DeCarlo at that moment was behind the bar. He moved his foot in an attempt to slide the portrait out of view, but it was too late.

     “That portrait is mine,” said Eddie. He stepped to the wall and with his hornless hand lifted the frame. Then he turned and stomped toward the staircase.

     “Esposito,” a man’s voice said in a grave tone.

     Eddie turned and saw the low African sun eclipsed by DeCarlo–wearing the safari helmet and pointing the double barrel at him.

     DeCarlo continued, “The Frolics you can keep, but not the portrait.” Eddie surrendered the frame and DeCarlo demanded one more thing. “I want the trumpet too.”

     Tipsie was upstairs at the start of the commotion but now stood among the three men. Seeing DeCarlo pointing the gun both startled and impressed her. She knew it wasn’t loaded.

     Sweat showed on Eddie’s forehead. “Keep the portrait,” he said, “but I gotta have my horn.”

     These guys needed a way out of the situation, that was clear to Tipsie. It wasn’t her first time in the middle of a fight and she had experience calming men down.

     She called to Eddie, “Come sit at the bar, fella. I’ll make you a drink.” Eddie took his horn to a stool and Tipsie mixed a Manhattan. “Ya know what I think, Eddie? You’re scared of being vulnerable. I know ‘cause I make time with a lotta fellas. They tell me things they don’t tell no one else. Some, like you, think they can only get their way by bullying. You blast somebody with a note from your horn or hit ‘em over the head with it. And that’s just one of your problems. The other is that you’re afraid of lettin’ your feelin’s out. Your feelin’s are normal, Eddie. But you keep ‘em to yourself ‘til you play ‘em on stage. They make your music beautiful. But imagine if instead a blowin’ your feelin’s through your horn you whispered ‘em into some doll’s ear. I got it figured, Eddie. You’re scared without your trumpet. Scared you won’t get your way and scared your feelin’s will bottle till you burst.”

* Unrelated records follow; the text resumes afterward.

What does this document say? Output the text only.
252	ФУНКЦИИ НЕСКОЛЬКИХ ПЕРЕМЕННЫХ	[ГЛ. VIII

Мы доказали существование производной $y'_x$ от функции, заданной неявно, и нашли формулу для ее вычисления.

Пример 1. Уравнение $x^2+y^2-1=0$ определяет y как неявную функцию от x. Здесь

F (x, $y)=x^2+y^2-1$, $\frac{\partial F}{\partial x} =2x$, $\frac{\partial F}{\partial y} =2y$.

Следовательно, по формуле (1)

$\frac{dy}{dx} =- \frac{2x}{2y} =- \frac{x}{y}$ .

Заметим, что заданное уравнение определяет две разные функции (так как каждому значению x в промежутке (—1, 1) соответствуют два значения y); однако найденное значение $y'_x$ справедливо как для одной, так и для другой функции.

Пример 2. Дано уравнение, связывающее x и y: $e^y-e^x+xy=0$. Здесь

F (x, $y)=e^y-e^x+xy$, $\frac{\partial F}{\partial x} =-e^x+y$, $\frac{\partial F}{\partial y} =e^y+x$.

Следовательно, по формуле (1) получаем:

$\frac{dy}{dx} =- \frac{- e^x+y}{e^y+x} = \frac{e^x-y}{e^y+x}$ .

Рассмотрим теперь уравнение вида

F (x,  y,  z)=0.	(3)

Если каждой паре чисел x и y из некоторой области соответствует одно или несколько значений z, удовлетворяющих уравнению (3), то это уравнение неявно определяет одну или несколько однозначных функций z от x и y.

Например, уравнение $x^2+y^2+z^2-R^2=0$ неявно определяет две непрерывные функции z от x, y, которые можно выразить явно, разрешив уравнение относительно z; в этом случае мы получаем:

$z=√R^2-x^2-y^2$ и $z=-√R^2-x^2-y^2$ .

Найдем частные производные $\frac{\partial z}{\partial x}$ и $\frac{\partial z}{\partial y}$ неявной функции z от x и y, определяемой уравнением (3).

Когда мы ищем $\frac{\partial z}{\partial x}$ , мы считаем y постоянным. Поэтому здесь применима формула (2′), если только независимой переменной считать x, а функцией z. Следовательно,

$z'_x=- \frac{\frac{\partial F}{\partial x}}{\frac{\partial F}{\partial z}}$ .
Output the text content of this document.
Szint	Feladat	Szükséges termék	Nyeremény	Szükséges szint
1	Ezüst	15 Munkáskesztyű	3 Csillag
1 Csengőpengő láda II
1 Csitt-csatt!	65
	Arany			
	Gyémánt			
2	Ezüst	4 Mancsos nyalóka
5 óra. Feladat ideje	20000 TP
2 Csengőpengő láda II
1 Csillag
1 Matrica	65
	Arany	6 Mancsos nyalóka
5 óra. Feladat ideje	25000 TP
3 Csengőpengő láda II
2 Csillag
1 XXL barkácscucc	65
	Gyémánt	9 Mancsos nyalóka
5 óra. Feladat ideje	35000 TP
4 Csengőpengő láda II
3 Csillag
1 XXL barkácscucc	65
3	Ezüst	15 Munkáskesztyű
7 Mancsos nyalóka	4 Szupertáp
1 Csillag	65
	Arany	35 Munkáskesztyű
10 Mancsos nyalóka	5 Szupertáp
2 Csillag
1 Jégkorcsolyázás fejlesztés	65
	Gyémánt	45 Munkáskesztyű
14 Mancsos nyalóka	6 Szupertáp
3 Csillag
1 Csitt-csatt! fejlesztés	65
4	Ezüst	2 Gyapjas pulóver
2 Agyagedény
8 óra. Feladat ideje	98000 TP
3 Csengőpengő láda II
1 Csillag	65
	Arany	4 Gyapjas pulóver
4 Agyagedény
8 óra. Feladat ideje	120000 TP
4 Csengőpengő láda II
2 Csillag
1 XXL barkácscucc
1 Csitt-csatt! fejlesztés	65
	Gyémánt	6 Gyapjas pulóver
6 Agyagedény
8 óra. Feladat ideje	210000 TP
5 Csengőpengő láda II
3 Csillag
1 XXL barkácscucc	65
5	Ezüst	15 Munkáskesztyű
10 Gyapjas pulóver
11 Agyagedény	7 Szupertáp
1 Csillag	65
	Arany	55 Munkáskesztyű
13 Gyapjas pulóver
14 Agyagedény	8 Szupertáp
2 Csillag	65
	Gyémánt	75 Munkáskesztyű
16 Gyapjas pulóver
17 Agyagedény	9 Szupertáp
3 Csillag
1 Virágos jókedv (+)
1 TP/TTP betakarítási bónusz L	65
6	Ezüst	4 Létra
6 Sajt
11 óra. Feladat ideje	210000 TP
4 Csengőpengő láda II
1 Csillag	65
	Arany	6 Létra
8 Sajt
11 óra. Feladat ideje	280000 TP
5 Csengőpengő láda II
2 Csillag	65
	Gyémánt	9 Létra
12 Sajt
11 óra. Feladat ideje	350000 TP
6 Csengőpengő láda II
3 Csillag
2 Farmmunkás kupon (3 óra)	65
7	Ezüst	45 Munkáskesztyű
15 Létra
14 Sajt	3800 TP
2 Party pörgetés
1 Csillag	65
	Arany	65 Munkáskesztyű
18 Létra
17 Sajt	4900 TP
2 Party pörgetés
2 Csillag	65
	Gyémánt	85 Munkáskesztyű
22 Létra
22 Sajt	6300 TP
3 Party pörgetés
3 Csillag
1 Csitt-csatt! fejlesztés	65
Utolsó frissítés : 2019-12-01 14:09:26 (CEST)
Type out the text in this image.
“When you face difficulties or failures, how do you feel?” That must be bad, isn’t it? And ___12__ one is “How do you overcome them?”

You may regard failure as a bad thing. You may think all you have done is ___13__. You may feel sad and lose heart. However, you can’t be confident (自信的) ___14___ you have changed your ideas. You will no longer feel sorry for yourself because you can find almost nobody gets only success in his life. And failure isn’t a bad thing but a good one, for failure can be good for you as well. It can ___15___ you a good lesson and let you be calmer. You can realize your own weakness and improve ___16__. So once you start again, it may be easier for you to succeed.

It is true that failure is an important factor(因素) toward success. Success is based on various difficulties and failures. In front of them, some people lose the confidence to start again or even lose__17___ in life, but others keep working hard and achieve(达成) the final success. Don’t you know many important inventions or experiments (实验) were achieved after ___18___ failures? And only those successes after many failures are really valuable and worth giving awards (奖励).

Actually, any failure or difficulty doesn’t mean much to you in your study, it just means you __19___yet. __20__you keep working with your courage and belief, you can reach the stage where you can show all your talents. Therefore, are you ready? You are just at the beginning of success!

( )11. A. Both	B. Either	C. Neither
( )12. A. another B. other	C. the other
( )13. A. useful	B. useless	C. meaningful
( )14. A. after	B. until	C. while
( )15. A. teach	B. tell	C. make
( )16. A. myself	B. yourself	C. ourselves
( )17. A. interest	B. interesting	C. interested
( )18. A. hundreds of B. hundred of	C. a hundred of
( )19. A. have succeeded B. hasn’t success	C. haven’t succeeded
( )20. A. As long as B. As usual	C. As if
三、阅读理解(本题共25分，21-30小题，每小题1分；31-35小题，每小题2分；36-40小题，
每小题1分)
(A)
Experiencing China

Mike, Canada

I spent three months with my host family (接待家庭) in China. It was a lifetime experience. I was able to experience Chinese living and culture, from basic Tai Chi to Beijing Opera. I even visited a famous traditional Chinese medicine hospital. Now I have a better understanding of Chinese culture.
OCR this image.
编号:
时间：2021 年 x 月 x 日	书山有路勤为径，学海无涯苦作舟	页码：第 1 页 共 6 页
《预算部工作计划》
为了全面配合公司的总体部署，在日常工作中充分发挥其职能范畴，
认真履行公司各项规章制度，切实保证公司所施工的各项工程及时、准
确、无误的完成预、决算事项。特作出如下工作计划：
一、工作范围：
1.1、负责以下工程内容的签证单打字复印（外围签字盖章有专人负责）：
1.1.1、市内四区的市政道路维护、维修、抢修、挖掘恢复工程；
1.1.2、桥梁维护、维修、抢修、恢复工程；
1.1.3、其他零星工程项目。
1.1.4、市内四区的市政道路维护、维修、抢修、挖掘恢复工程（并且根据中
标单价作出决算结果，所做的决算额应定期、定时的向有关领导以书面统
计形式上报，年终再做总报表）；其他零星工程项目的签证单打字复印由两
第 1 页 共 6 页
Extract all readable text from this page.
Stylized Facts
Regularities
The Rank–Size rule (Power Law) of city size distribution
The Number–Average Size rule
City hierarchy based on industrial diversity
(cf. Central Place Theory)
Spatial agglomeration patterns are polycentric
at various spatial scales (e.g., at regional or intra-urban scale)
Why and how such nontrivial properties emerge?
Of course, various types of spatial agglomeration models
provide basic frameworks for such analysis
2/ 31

     Kedge chimed in. “Let’s make him win his horn back. One hand of blackjack–and you gotta hit twenty-one exactly. You do that and you get your trumpet.”

     Everyone liked the idea but Eddie. He couldn’t object because DeCarlo still had the gun on him. Kedge got himself behind the blackjack table, opened a fresh deck of cards and removed the jokers. He noticed Eddie’s forehead beading with more sweat. Kedge froze all of the sudden and the others could see that his mind was somewhere else.

     Kedge was back on a Navy ship, a night when his shipmates were giving him grief for fearing water. They were gunna make him swim by throwing him overboard. Then one of the sailors said, wait. Let’s make him play a hand of blackjack. If he don’t get twenty-one exactly, we toss him. Otherwise, from now on we leave him alone.

     Kedge remembered seeing the hand being dealt: eight, then nine, then three. He remembered himself sweating and starting to feel sick. Then came the ace. He wouldn’t drown.

     Now, back in DeCarlo’s basement, Kedge remembered the sailor who dealt to him. He remembered seeing something different about how the last card came out. The moment he won, the dealer looked at him. Kedge sensed he was about to wink.

     “Snap out of it!” Eddie blurted.

     Kedge dealt the first card, a two. Next a three. Then a four.

     “Hey, what’s the big idea,” Eddie protested. “Ya gotta mix them cards.”

     “Too late.” DeCarlo said, keeping the empty gun on him.

     Kedge continued. A five, then a six. He stopped. The total was twenty and it seemed certain the next card would be a seven. Eddie was pale and looked like he’d get sick. Then Kedge drew the last card, the one he’d been saving.

     Ace.

     Eddie thought he lost until Kedge declared, “That’s twenty-one!”

     Eddie was frozen for a few seconds. Then he rose from the chair and lifted his horn. He looked at Kedge and Kedge looked back, almost giving him a wink.